“I don’t think ‘post-genre’ works if post-genre becomes just another genre.”
I beg your pardon? Composer William Brittelle isn’t, it transpires, spouting pretentious gobbledygook. He is talking about his own music, and he’s serious.
Post-genre, it seems, is what you get when music no longer fits into easy types or categories. Jazz, classical, rock, hip-hop, soul, electronica — these and other styles of music, though sometimes interacting, for many years essentially developed separately. What would happen if you chopped up bits of two or more of them, and threw them in the melting pot together?
Brittelle’s music is one answer. It’s often described as a mishmash of various influences, including classical. Twin Cities audiences get a chance to sample it Wednesday when his new work, “Spiritual America,” has its world premiere at Aria in Minneapolis in the St. Paul Chamber Orchestra’s push-the-envelope Liquid Music series.
Brittelle is happy acknowledging the unusual mix of ingredients that go into his compositions. He insists, though, that none of it is premeditated or formulaic. Post-genre, for him, means simply moving beyond labels, listening to the variety of voices speaking inside him as a composer, whatever their particular stylistic accents.
“I think there are continuing trends in our culture to view people not according to their gender or race,” he said. “I would hope these are paralleled by a movement in music to look at the creator and the context of the composition, ahead of any genre information.” Stop pigeonholing, in other words, and start listening without prejudice.
Brittelle has a string of classical collaborations to his credit, including with the Seattle and Indianapolis symphonies. Why are classical orchestras reaching out to mavericks like him? Is there something wrong with “ordinary” classical music?
Kate Nordstrum, who curates the Liquid Music series, has a ready answer.
“I think with orchestras there has tended to be this inward focus, very mindful of specifics within the classical realm,” she said. “There hasn’t been enough outward-facing to what’s happening in the broader culture, to which other artists are doing work that orchestras should be paying attention to.”
‘A culture of openness’
Liquid Music was created to look outward, and address this very issue.

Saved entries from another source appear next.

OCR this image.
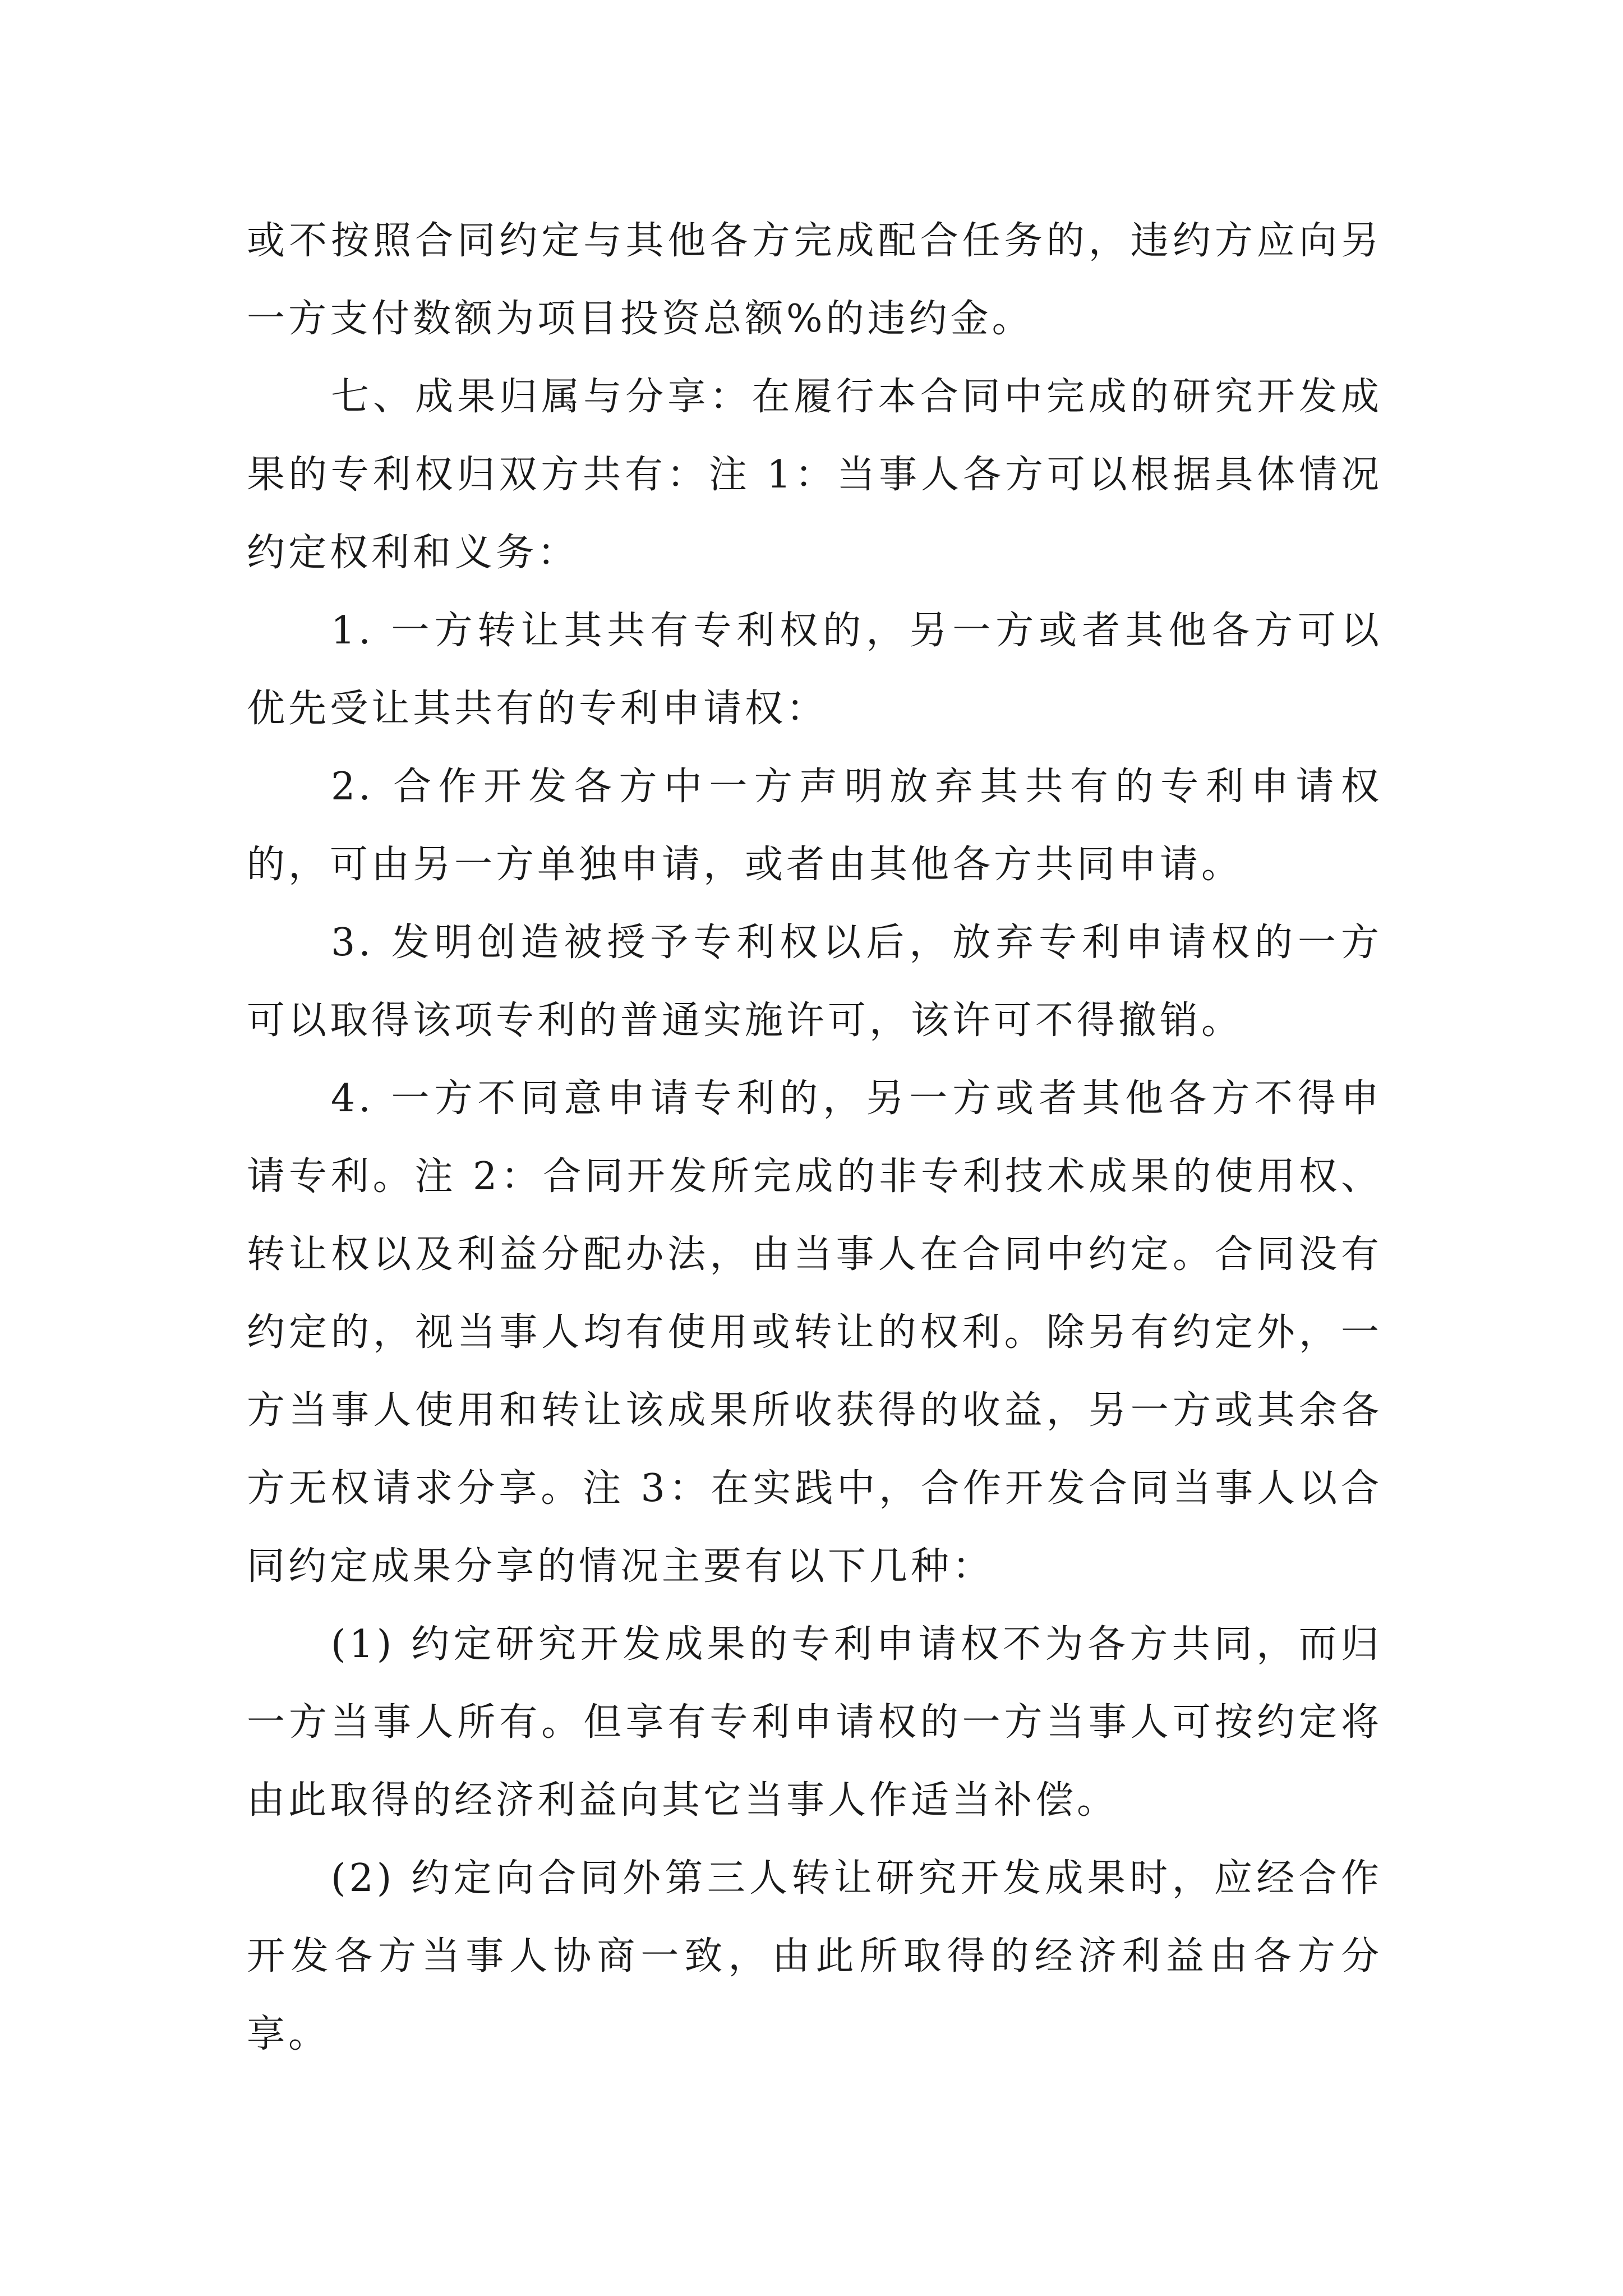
或不按照合同约定与其他各方完成配合任务的，违约方应向另一方支付数额为项目投资总额%的违约金。

七、成果归属与分享：在履行本合同中完成的研究开发成果的专利权归双方共有：注 1：当事人各方可以根据具体情况约定权利和义务：

1. 一方转让其共有专利权的，另一方或者其他各方可以优先受让其共有的专利申请权：

2. 合作开发各方中一方声明放弃其共有的专利申请权的，可由另一方单独申请，或者由其他各方共同申请。

3. 发明创造被授予专利权以后，放弃专利申请权的一方可以取得该项专利的普通实施许可，该许可不得撤销。

4. 一方不同意申请专利的，另一方或者其他各方不得申请专利。注 2：合同开发所完成的非专利技术成果的使用权、转让权以及利益分配办法，由当事人在合同中约定。合同没有约定的，视当事人均有使用或转让的权利。除另有约定外，一方当事人使用和转让该成果所收获得的收益，另一方或其余各方无权请求分享。注 3：在实践中，合作开发合同当事人以合同约定成果分享的情况主要有以下几种：

(1) 约定研究开发成果的专利申请权不为各方共同，而归一方当事人所有。但享有专利申请权的一方当事人可按约定将由此取得的经济利益向其它当事人作适当补偿。

(2) 约定向合同外第三人转让研究开发成果时，应经合作开发各方当事人协商一致，由此所取得的经济利益由各方分享。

It commissioned Brittelle’s “Spiritual America” and has staged eight other premieres or new commissions in its first three seasons. “I’m excited about creating a culture of openness to new sounds and new ideas at the St. Paul Chamber Orchestra,” Nordstrum said. “And the audiences here are very excited about it.”
So excited, it seems, that sellout concerts are the rule, not the exception. A third of those attending Liquid Music shows go to regular SPCO concerts. The rest are new to the orchestra’s activities.
“It’s an audience of all ages, high schoolers to 85-year-olds,” said Nordstrum.
Part of the attraction is that Liquid Music eschews the traditional concert hall setting, choosing venues to suit the project. For Brittelle, this is crucial.
“Aria is a beautiful venue with a wonderful vibe, and a real emotional ambience to it,” he said of the Cass Gilbert-designed warehouse that once was home to Theatre de la Jeune Lune and is now an event center.
That’s important, as “Spiritual America” is a strikingly emotional piece of music, born of a desire on Brittelle’s part to reconnect with the religious and moral ethos of his small-town North Carolina upbringing. “A sense of longing” infuses the music, he said. “Wanting to belong, but not being able to conceive of a place where you would belong.”
His co-travelers on the evening are indie-rock duo Wye Oak, which will perform “Spiritual America.” Songs from their recent album “Shriek,” re-imagined for chamber orchestra by Brittelle, and a new piece by SPCO guest violinist Michi Wiancko are also featured.
What sort of music is it? Brittelle would probably view the question as irrelevant. What he values is the opportunity to write for enlightened organizations that let him be himself, heeding the variety of siren sounds within him.
“I really do think Liquid Music is remarkable and deserves to be trumpeted as a model of what is possible. Because of it, and programs like it, I don’t feel there’s anything I’m not allowed to do anymore.”
Terry Blain is a Twin Cities writer.